LaTeX, TeXnicCenter and LyX
Some time ago I sat down to learn how to write equations on Wikipedia using TeX, a language used by scientists and mathematicians for technical documents. MediaWiki, the software behind Wikipedia, uses a subset of this language so that we can have pretty equations on our articles, like this one I just did (right). For some time I was wondering what was used to produce the beautiful equations in textbooks and so I delved further and discovered LaTeX, the language used. It is called a typesetting language – you type out your document with tags (it’s a markup language, not a programming one), run it through the TeX engine and get a beautiful image or PDF out of the other side. It does headings with a table of contents, margin and foot notes, cross references that work regardless of which page the actual content is, tables (with difficulty) and of course beautiful equations like the one above.
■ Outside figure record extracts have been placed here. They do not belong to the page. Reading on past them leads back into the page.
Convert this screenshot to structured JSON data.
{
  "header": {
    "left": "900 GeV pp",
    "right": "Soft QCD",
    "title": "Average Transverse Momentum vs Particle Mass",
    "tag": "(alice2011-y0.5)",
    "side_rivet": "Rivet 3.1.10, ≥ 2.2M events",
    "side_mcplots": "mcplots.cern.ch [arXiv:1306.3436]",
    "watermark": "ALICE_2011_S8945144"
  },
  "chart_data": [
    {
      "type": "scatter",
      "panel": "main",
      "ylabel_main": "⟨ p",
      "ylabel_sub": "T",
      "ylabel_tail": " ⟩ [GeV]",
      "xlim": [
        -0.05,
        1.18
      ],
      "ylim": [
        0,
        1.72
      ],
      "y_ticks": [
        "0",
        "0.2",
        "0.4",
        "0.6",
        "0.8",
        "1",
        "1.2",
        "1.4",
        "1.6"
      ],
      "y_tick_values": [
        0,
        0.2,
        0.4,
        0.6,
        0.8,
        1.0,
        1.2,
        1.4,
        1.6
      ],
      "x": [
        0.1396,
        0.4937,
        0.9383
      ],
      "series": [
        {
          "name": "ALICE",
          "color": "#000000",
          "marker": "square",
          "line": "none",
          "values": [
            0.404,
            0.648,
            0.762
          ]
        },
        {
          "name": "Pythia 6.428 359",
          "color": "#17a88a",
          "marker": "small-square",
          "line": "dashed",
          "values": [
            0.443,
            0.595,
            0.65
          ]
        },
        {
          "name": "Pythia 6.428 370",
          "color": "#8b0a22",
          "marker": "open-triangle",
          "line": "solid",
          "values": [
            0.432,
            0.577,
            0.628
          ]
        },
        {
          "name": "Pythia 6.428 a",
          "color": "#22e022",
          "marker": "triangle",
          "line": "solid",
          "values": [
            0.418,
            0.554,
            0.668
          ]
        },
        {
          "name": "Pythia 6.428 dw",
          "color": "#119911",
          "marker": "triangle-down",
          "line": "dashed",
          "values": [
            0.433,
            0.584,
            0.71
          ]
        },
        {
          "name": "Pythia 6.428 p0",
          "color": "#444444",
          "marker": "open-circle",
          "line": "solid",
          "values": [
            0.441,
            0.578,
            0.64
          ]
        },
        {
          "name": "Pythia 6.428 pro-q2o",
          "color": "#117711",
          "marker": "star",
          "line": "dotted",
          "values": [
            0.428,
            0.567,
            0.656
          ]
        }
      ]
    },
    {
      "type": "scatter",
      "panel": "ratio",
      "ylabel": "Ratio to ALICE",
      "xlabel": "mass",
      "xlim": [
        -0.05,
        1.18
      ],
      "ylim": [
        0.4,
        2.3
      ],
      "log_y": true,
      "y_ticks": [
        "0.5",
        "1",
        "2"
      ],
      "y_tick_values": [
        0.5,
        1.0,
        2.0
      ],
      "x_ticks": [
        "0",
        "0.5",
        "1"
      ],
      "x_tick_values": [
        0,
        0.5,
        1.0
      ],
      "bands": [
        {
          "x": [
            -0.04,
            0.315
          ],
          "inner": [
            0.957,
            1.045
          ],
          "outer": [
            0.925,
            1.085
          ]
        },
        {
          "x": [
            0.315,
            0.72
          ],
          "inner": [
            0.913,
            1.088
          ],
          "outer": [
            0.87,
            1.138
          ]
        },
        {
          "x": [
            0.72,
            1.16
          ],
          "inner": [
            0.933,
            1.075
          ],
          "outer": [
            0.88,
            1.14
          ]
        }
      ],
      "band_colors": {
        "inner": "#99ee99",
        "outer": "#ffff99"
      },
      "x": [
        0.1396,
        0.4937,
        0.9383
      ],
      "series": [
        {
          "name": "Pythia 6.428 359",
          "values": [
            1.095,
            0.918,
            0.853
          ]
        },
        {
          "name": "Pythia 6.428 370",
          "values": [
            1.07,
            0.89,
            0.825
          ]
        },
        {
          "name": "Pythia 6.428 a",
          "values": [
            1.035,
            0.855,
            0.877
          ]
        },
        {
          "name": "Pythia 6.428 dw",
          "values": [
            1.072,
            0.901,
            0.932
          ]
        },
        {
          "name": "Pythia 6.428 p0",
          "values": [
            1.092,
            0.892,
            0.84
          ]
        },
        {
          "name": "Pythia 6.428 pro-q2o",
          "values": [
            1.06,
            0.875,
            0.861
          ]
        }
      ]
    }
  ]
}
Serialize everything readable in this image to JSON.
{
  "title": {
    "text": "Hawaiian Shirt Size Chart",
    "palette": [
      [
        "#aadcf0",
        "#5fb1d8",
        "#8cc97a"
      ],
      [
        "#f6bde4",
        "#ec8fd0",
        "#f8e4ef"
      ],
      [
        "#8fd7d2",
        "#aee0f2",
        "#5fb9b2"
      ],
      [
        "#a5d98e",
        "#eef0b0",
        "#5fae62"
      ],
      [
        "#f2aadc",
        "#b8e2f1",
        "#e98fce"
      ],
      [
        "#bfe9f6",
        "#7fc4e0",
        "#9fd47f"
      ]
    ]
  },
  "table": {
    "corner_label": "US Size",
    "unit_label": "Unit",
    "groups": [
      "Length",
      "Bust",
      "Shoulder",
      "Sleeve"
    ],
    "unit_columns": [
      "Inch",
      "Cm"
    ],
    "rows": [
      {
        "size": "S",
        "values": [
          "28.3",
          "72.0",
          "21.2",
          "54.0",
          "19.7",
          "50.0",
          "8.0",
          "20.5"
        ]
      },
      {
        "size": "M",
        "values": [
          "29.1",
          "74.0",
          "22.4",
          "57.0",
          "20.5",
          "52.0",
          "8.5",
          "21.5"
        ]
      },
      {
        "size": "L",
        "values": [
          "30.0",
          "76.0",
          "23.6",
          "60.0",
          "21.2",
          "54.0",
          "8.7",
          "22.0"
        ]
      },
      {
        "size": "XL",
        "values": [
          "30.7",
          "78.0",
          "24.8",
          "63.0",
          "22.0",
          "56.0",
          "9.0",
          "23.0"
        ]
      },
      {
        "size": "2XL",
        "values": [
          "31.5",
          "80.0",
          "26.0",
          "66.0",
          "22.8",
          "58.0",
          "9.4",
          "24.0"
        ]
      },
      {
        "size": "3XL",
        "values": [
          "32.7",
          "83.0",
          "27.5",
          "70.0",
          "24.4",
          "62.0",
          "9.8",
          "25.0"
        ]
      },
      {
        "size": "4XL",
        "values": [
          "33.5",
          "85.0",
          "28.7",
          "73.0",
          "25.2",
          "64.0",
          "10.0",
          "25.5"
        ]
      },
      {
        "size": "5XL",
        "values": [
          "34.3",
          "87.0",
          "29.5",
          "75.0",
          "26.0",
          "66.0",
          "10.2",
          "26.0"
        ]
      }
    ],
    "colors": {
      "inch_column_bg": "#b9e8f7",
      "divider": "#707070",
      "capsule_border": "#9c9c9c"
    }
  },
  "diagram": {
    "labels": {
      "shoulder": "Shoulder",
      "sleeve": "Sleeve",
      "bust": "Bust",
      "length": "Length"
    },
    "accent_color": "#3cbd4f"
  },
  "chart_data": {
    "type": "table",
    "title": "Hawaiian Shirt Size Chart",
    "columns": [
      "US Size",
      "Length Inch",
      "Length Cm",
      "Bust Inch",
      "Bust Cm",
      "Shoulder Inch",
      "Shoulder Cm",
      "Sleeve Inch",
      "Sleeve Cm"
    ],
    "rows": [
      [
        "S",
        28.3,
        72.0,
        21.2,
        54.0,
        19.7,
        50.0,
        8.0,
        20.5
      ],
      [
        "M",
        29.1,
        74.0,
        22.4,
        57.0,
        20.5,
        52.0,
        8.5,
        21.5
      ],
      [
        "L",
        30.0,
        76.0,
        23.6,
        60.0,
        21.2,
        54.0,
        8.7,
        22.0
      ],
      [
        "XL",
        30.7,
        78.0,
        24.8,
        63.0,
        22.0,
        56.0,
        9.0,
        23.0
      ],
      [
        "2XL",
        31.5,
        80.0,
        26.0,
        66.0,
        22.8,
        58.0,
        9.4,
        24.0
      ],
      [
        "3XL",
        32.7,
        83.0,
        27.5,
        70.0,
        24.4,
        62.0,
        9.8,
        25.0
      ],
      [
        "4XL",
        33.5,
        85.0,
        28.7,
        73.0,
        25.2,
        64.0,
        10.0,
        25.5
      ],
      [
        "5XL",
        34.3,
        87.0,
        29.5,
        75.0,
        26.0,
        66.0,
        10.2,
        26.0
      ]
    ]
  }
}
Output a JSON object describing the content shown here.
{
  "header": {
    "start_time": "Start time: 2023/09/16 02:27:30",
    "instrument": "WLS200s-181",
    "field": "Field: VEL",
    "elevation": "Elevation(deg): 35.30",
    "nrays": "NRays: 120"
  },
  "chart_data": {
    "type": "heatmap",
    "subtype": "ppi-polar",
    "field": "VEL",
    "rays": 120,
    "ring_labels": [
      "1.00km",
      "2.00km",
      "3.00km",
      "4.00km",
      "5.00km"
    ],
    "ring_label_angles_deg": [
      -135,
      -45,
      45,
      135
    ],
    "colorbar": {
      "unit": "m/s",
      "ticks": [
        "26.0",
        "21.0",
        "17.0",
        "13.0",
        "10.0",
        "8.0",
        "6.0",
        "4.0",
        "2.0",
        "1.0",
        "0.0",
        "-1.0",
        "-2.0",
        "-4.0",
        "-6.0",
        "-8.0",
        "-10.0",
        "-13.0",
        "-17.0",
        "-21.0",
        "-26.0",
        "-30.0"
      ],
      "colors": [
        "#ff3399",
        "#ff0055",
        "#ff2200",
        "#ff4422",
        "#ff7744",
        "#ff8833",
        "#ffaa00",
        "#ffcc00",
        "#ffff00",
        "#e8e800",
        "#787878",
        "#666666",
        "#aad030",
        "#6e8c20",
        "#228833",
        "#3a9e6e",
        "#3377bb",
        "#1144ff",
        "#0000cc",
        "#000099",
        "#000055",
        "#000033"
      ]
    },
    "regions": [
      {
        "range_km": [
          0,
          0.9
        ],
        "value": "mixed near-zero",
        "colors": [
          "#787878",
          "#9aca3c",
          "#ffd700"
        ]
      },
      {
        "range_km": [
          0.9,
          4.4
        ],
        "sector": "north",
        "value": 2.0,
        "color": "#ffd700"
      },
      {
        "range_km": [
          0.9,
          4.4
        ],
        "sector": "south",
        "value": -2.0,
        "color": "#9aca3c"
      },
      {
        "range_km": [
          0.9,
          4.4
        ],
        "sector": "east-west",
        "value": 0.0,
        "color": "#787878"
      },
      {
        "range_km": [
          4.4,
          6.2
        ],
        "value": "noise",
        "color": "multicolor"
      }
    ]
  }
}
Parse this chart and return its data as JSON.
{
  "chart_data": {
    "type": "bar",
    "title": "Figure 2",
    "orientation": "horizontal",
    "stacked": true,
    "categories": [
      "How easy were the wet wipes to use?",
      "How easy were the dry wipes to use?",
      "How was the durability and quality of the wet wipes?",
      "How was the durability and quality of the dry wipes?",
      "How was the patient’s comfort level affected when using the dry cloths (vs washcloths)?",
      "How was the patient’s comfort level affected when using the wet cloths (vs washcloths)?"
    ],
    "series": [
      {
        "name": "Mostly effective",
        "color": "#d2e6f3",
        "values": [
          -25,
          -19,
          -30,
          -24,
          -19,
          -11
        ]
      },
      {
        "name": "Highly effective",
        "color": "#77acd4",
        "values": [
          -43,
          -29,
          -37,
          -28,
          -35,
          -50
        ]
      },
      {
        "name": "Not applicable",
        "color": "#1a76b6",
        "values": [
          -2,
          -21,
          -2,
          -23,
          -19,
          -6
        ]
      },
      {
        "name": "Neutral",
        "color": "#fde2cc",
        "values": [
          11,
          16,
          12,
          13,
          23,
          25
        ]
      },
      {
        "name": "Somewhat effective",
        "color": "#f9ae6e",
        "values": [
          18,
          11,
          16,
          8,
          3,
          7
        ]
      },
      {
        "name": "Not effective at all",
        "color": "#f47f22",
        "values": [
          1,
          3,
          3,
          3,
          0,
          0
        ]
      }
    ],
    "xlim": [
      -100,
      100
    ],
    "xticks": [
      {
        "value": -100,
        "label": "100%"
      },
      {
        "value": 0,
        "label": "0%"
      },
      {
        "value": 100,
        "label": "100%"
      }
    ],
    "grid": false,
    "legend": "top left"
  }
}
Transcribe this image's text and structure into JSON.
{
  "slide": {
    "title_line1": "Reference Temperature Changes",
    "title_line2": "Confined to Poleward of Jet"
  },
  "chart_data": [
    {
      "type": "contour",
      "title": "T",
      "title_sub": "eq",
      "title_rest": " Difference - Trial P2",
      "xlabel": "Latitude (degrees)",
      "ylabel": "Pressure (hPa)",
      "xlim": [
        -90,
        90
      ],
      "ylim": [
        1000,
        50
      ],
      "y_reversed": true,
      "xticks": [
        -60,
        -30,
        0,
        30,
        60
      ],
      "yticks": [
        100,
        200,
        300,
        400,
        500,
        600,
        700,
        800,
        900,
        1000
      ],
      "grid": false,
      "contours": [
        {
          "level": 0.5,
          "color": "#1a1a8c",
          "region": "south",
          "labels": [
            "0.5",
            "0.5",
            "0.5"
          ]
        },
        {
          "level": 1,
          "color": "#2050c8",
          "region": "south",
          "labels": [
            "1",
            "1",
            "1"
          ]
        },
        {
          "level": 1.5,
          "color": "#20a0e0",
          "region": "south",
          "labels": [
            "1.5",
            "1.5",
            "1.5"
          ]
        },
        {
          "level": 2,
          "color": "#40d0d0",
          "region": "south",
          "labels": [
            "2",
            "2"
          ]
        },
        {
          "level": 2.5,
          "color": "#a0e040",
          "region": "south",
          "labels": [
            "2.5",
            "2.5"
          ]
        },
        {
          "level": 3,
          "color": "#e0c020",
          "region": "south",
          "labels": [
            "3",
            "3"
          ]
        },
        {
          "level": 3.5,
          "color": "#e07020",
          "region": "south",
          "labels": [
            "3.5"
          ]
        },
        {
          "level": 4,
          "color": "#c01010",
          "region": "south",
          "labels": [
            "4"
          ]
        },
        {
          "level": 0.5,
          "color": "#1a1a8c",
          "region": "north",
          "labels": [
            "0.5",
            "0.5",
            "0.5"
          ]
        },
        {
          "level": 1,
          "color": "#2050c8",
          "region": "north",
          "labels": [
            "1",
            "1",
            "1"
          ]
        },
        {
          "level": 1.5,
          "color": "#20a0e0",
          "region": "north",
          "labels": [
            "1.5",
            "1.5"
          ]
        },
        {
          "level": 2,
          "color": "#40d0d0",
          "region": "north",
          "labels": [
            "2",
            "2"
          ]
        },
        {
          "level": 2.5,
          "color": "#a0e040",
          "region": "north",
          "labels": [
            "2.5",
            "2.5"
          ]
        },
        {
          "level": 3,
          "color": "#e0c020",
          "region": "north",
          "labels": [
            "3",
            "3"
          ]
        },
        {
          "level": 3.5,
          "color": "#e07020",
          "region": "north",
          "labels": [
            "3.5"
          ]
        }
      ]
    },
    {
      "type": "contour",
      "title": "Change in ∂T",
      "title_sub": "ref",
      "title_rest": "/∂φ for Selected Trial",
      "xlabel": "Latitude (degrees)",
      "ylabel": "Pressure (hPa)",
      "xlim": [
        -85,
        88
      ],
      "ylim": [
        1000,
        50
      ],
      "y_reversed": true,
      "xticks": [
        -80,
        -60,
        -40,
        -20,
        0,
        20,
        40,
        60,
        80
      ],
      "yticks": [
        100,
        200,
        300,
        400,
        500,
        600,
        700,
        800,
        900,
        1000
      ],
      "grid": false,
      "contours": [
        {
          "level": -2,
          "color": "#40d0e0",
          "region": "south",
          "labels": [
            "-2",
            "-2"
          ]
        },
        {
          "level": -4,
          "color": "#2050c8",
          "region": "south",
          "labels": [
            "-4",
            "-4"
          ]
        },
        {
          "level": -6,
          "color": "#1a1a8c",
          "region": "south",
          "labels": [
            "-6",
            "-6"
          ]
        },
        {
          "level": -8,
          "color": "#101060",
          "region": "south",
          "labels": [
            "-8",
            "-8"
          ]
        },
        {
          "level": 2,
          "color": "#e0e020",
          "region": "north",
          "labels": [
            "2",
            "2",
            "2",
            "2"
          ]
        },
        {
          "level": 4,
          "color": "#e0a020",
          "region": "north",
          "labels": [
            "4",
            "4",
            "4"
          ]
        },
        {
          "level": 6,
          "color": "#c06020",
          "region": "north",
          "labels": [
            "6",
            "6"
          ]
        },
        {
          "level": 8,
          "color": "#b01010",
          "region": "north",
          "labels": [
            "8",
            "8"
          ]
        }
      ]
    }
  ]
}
Writing LaTeX in a normal text editor works, but it is better to find an app that will check your syntax, highlight brackets and the like, and then compile into a finished document at the press of a button – effectively an IDE. So I started using TeXnicCenter on Windows which is rather nice. I would recommend it for beginners. I would suggest that readers make use of Google primarily for learning the language – there are tutorials dotted around. I intend to write my coursework up this way after Christmas – it makes it look very professional when done right. Then I will get gnuplot (not actually GNU, by the way) up to draw graphs, but I am not sure this is allowed.
Yesterday I found myself on Ubuntu and wanted to write up some revision notes for physics so I fired up the package manager and installed a selection of LaTeX GUIs, and through this discovered LyX, a rather nice one. It is actually a complete environment where you are not required to use any code at all, although a knowledge of how the language works helps. Through this I produced a rather pretty overview of the course so far that I intend to use just before the exam for last-minute revision and something I can add to and complement over the revision period. Also for me doing revision this way is more fun because I do love the beautiful typesetting. So, if you like maths or mathful science, learn LaTeX or get a copy of LyX.
Man, yeah. LyX is great. But LaTeX scares me, because to my eternal shame I still like a completely GUI expereience. It’s one of those things where you want something to put into it purely because of how cool it is.
I use it seriously about once a year (Usually TeXnicCenter, but my cycle this year was mainly BaKoMaTeX, since that is what is installed in college, and I was using their computers for benchmarking).
I’m fairly proficient with churning out a roughly formatted article (must admit that some of the more complex is beyond me – and beyond my needs, so it will stay there), but images are an eternal bugbear (It took me three days to discover that my problems were coming form – of all things – a case mismatch. *mutter*)
Generally it’s use is fairly resticted (unless you need really robust bibliographies or updating section/table names (which is IMO LaTeX’s stength far more than the equation formatting) a word processor is probably better for most people.) – but for scientific writeups it is essential.
As to courseworks, when I did them I did it all electronically (admittedly not in LaTeX) and drew a single graph (with big \Delta x, \Delta y) to appease the markers.